Babylon 5 – Episode 1.01 „Midnight On The Firing Line“

Mein „Babylon 5“-Rewatch geht endlich weiter bzw. geht jetzt erst richtig los. Nachdem ich letztes Jahr einen (wie ich sogar selbst finde) sehr guten Überblicksartikel über die Serie geschrieben habe (ohne Spoiler!) und kurz darauf einen ziemlich unübersichtlichen Blogpost über den Pilotfilm verfasst habe, mache ich nun mit der ersten regulären Serienfolge weiter.
Bevor ich dazu komme will ich aber wie in den letzten Posts erst noch auf ein paar Neuigkeiten aus dem „Babylon 5“-Fandom hinweisen:

Aktuelles aus dem „Babylon 5“-Universum

Im Januar fand in Houston die Space City Con statt, auf der zahlreiche „Babylon 5“-Darsteller anwesend waren.
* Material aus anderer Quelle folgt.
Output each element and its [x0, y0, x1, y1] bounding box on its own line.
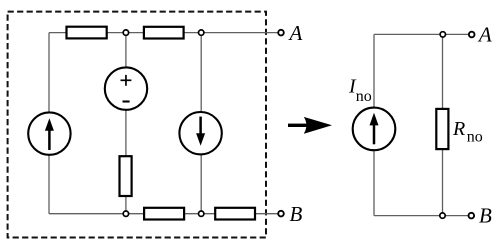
resistor bottom-left — [144, 208, 184, 220]
terminal A norton — [469, 32, 475, 38]
terminal A left circuit — [278, 30, 284, 36]
resistor R_no — [436, 109, 448, 149]
wire: left vertical branch — [48, 33, 50, 214]
wire: right vertical branch — [200, 33, 202, 214]
svg-text:A: A — [477, 22, 492, 46]
resistor bottom-right — [215, 208, 255, 220]
resistor middle vertical — [120, 156, 132, 196]
svg-text:A: A — [288, 21, 303, 45]
wire: norton resistor branch — [442, 34, 444, 215]
current source left (up arrow) — [28, 112, 70, 154]
node norton top — [440, 32, 445, 37]
wire: norton bottom rail — [374, 215, 469, 217]
node top-middle — [123, 30, 128, 35]
wire: middle vertical branch — [125, 33, 127, 214]
svg-text:no: no — [467, 129, 483, 146]
node top-right — [199, 30, 204, 35]
implication arrow — [288, 117, 332, 134]
wire: left circuit bottom rail — [49, 213, 278, 215]
node norton bottom — [440, 213, 445, 218]
wire: norton left branch — [373, 34, 375, 215]
current source I_no (up arrow) — [353, 108, 396, 151]
svg-text:B: B — [290, 202, 303, 226]
svg-text:R: R — [452, 118, 465, 140]
dashed enclosure box — [8, 12, 266, 238]
current source right (down arrow) — [179, 112, 221, 154]
terminal B norton — [469, 213, 475, 219]
wire: norton top rail — [374, 33, 469, 35]
svg-text:B: B — [479, 204, 492, 228]
wire: left circuit top rail — [49, 32, 278, 34]
node bottom-middle — [123, 211, 128, 216]
svg-text:no: no — [356, 88, 372, 105]
terminal B left circuit — [278, 211, 284, 217]
voltage source — [105, 67, 147, 109]
resistor top-right — [144, 27, 184, 39]
resistor top-left — [67, 27, 107, 39]
node bottom-right — [199, 211, 204, 216]
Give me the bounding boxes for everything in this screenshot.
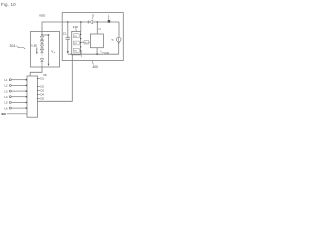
current source Tr circle [116, 37, 121, 42]
svg-text:410: 410 [73, 25, 78, 29]
svg-text:Tr: Tr [111, 38, 113, 42]
svg-text:VDD: VDD [39, 13, 46, 17]
svg-text:L6: L6 [5, 106, 8, 110]
resistor Rd gate link [81, 41, 91, 43]
svg-text:L: L [108, 14, 110, 18]
wire 410 supply from VDD bus [80, 21, 82, 23]
block R2 inside 410 [73, 41, 79, 45]
block R1 inside 410 [73, 34, 79, 38]
control IC 410 box [72, 31, 81, 54]
svg-text:Lf: Lf [99, 28, 101, 31]
pins of 410 right edge [80, 34, 81, 52]
node junction dot at LED anode [41, 34, 43, 36]
pin junction dots on connector [26, 79, 28, 109]
svg-text:D4: D4 [41, 93, 45, 97]
svg-text:400: 400 [93, 65, 99, 69]
svg-text:L5: L5 [5, 101, 8, 105]
connector box CN [27, 76, 38, 117]
svg-text:VD: VD [43, 73, 47, 77]
svg-text:D2: D2 [41, 85, 45, 89]
svg-text:D11: D11 [10, 44, 16, 48]
svg-text:CIN: CIN [104, 51, 109, 55]
svg-text:C1: C1 [63, 32, 67, 36]
label CIN with leader [100, 51, 104, 53]
diode D on VDD bus [87, 20, 89, 23]
svg-text:L2: L2 [5, 84, 8, 88]
inductor L block on bus [108, 20, 111, 23]
capacitor C1 [67, 21, 69, 23]
svg-text:F: F [54, 52, 56, 54]
wire drain stub with label Lf [96, 21, 98, 23]
ground bus wire [68, 53, 119, 55]
right pin labels of connector [41, 73, 47, 100]
LED D11a [40, 36, 43, 61]
wire VDD horizontal bus to right block [42, 22, 119, 35]
wire internal anode node [42, 34, 49, 36]
arrow below Tr [118, 42, 120, 44]
wire source stub to ground bus [96, 48, 98, 55]
svg-text:L4: L4 [5, 95, 8, 99]
LED D11d [40, 49, 43, 52]
wire Tr to ground bus [118, 42, 120, 54]
wire LED cathode to connector [30, 67, 42, 76]
svg-text:D5: D5 [41, 97, 45, 101]
svg-text:L3: L3 [5, 89, 8, 93]
svg-text:L1: L1 [5, 78, 8, 82]
LED D11c [40, 45, 43, 48]
svg-text:EN: EN [2, 112, 6, 116]
wire right drop to Tr [118, 22, 120, 37]
driver block 400 outer box [62, 13, 123, 61]
node dot at VF tap [48, 34, 50, 36]
svg-text:LED: LED [33, 45, 38, 48]
svg-text:D1: D1 [41, 77, 45, 81]
svg-text:D3: D3 [41, 89, 45, 93]
pin 1 left [5, 78, 8, 110]
wire LED chain segments [41, 39, 43, 40]
stub at 410 bottom right pin [81, 51, 83, 57]
wire connector GND to driver block [38, 55, 73, 102]
LED D11b [40, 41, 43, 44]
svg-text:Fig. 10: Fig. 10 [1, 2, 16, 7]
switching element box [90, 34, 103, 48]
LED D11n last [40, 59, 43, 62]
LED array box (D11 module) [31, 32, 60, 68]
block R3 inside 410 [73, 48, 79, 52]
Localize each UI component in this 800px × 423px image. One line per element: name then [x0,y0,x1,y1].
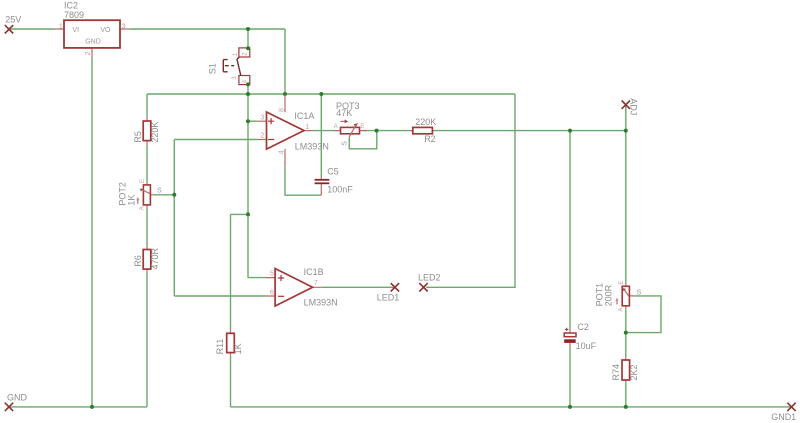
wire POT1 to R74 [625,309,627,356]
svg-text:2: 2 [260,133,264,140]
svg-text:220K: 220K [415,117,436,127]
wire IC1B out to LED1 [322,286,392,288]
svg-text:R5: R5 [133,131,143,143]
junction S1 pin2 [246,46,250,50]
svg-text:LED1: LED1 [377,293,400,303]
wire right vertical to LED2 [426,94,515,287]
wire R5 top [146,94,148,117]
svg-text:R6: R6 [133,255,143,267]
port ADJ [622,98,639,115]
switch S1 [208,48,250,85]
wire C2 column bottom [569,347,571,407]
svg-text:47K: 47K [336,108,352,118]
resistor R2 220K [409,117,436,144]
svg-text:200R: 200R [604,284,614,306]
svg-text:R11: R11 [215,339,225,355]
svg-text:LED2: LED2 [418,272,441,282]
svg-text:4: 4 [278,150,285,154]
wire IC2 GND down [91,57,93,407]
svg-text:VO: VO [100,27,111,34]
wire C5 top to rail [320,94,322,177]
svg-text:R2: R2 [424,134,436,144]
svg-text:LM393N: LM393N [295,141,329,151]
wire VO to S1 branch and V+ corner [129,28,285,30]
wire R6 to GND rail [146,273,148,407]
wire R74 to GND1 rail [625,384,627,407]
junction IC2 GND rail [90,405,94,409]
wire C2 column top [569,131,571,329]
svg-text:E: E [140,179,146,183]
junction POT3 E [375,129,379,133]
port LED1 [377,283,400,303]
junction node 214 [246,212,250,216]
port LED2 [418,272,441,291]
wire branch down to S1 pin2 [247,29,249,48]
svg-text:IC1B: IC1B [304,267,324,277]
svg-text:C2: C2 [577,322,589,332]
wire IC1A pin2 [174,139,257,141]
svg-text:E: E [360,124,364,130]
junction S1 pin4 [246,82,250,86]
resistor R11 1K [215,330,243,356]
svg-text:R74: R74 [611,364,621,381]
wire node to R11 branch [231,213,249,215]
wire S1/pin3 vertical [247,94,249,214]
op-amp IC1A LM393N [257,95,329,168]
resistor R6 470R [133,246,160,273]
svg-text:8: 8 [278,108,285,112]
junction C2 top [568,129,572,133]
wire V+ down to rail [284,29,286,94]
junction rail x285 [283,92,287,96]
svg-text:A: A [618,308,624,312]
wire node down to IC1B pin5 [248,214,266,277]
svg-text:A: A [140,206,146,210]
svg-text:ADJ: ADJ [629,98,639,115]
wire 25V to IC2 VI [9,28,55,30]
wire IC1A out to POT3 A [313,130,337,132]
svg-text:10uF: 10uF [576,341,597,351]
junction rail C5 [319,92,323,96]
wire top rail [147,93,515,95]
svg-text:GND: GND [85,38,101,45]
svg-text:1K: 1K [126,195,136,206]
svg-text:GND1: GND1 [771,412,796,422]
wire IC1A pin3 [248,120,257,122]
wire R5 to POT2 [146,145,148,182]
potentiometer POT1 200R [595,281,642,312]
wire POT3 E to R2 [363,130,409,132]
svg-text:C5: C5 [327,167,339,177]
junction R74 rail [624,405,628,409]
svg-text:25V: 25V [5,15,21,25]
wire POT1 wiper loop [626,296,661,333]
wire S1 pin4 to rail [247,85,249,94]
wire R11 to GND1 rail [230,356,232,407]
svg-text:S1: S1 [208,63,218,74]
resistor R5 220K [133,117,160,146]
svg-text:S: S [637,290,642,297]
port GND [5,393,28,412]
junction rail x248 [246,92,250,96]
wire to IC1B pin6 [174,295,266,297]
wire R2 to ADJ column [434,130,626,132]
svg-text:1K: 1K [233,343,243,354]
svg-text:5: 5 [270,271,274,278]
junction ADJ [624,129,628,133]
capacitor C2 10uF polarized [564,322,596,351]
port 25V [5,15,21,34]
wire ADJ stub [625,105,627,131]
regulator IC2 7809 [55,0,129,57]
svg-text:2: 2 [85,51,92,55]
svg-text:IC1A: IC1A [294,111,314,121]
port GND1 [771,403,796,422]
wire POT2 to R6 [146,209,148,247]
svg-text:7: 7 [314,280,318,287]
wire POT1 column top [625,131,627,283]
svg-text:7809: 7809 [64,10,84,20]
svg-text:220K: 220K [150,122,160,143]
svg-text:3: 3 [260,114,264,121]
junction C2 rail [568,405,572,409]
wire node vertical pin2 to pin6 [173,140,175,297]
svg-text:GND: GND [7,393,28,403]
svg-text:S: S [157,188,162,195]
junction VO branch [246,27,250,31]
svg-text:470R: 470R [150,247,160,269]
junction POT2 wiper [172,193,176,197]
svg-text:6: 6 [270,289,274,296]
potentiometer POT2 1K [117,179,162,210]
capacitor C5 100nF [315,167,354,196]
svg-text:3: 3 [122,23,126,30]
potentiometer POT3 47K [334,101,367,146]
wire POT3 S loop [349,131,377,149]
resistor R74 2K2 [611,357,639,384]
wire C5 bottom to IC1A pin4 [285,167,321,195]
junction IC1A pin3 [246,119,250,123]
svg-text:E: E [619,281,625,285]
svg-text:A: A [334,124,338,130]
junction POT1 bottom [624,331,628,335]
wire POT2 wiper to node [154,194,174,196]
svg-text:100nF: 100nF [327,184,353,194]
wire GND1 rail right [231,406,792,408]
svg-text:2K2: 2K2 [629,364,639,380]
svg-text:VI: VI [73,27,80,34]
wire GND rail left [9,406,147,408]
svg-text:LM393N: LM393N [304,298,338,308]
svg-text:1: 1 [305,124,309,131]
svg-text:1: 1 [59,23,63,30]
op-amp IC1B LM393N [266,267,338,307]
svg-text:S: S [342,141,349,146]
wire R11 top branch [230,214,232,330]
Nach der Reunion des „Babylon 5“-Casts auf der Phoenix Comic Con 2013 zum 20. Jubiläum der Serie war dies das zweite große Zusammentreffen zahlreicher B5-Darsteller auf einer Convention innerhalb weniger Monate. Leider war Serienschöpfer J. Michael Straczynski (JMS) dieses Mal nicht anwesend, er ließ es sich aber nicht nehmen, einen Brief an die Fans zu schreiben, den Bruce Boxleitner auf der Con vorlas. Das Video ist sehr zu empfehlen, es hat mich sowohl zum Lachen als auch zum Nachdenken gebracht, wie es bei Texten aus JMS‘ Feder eben oft der Fall ist.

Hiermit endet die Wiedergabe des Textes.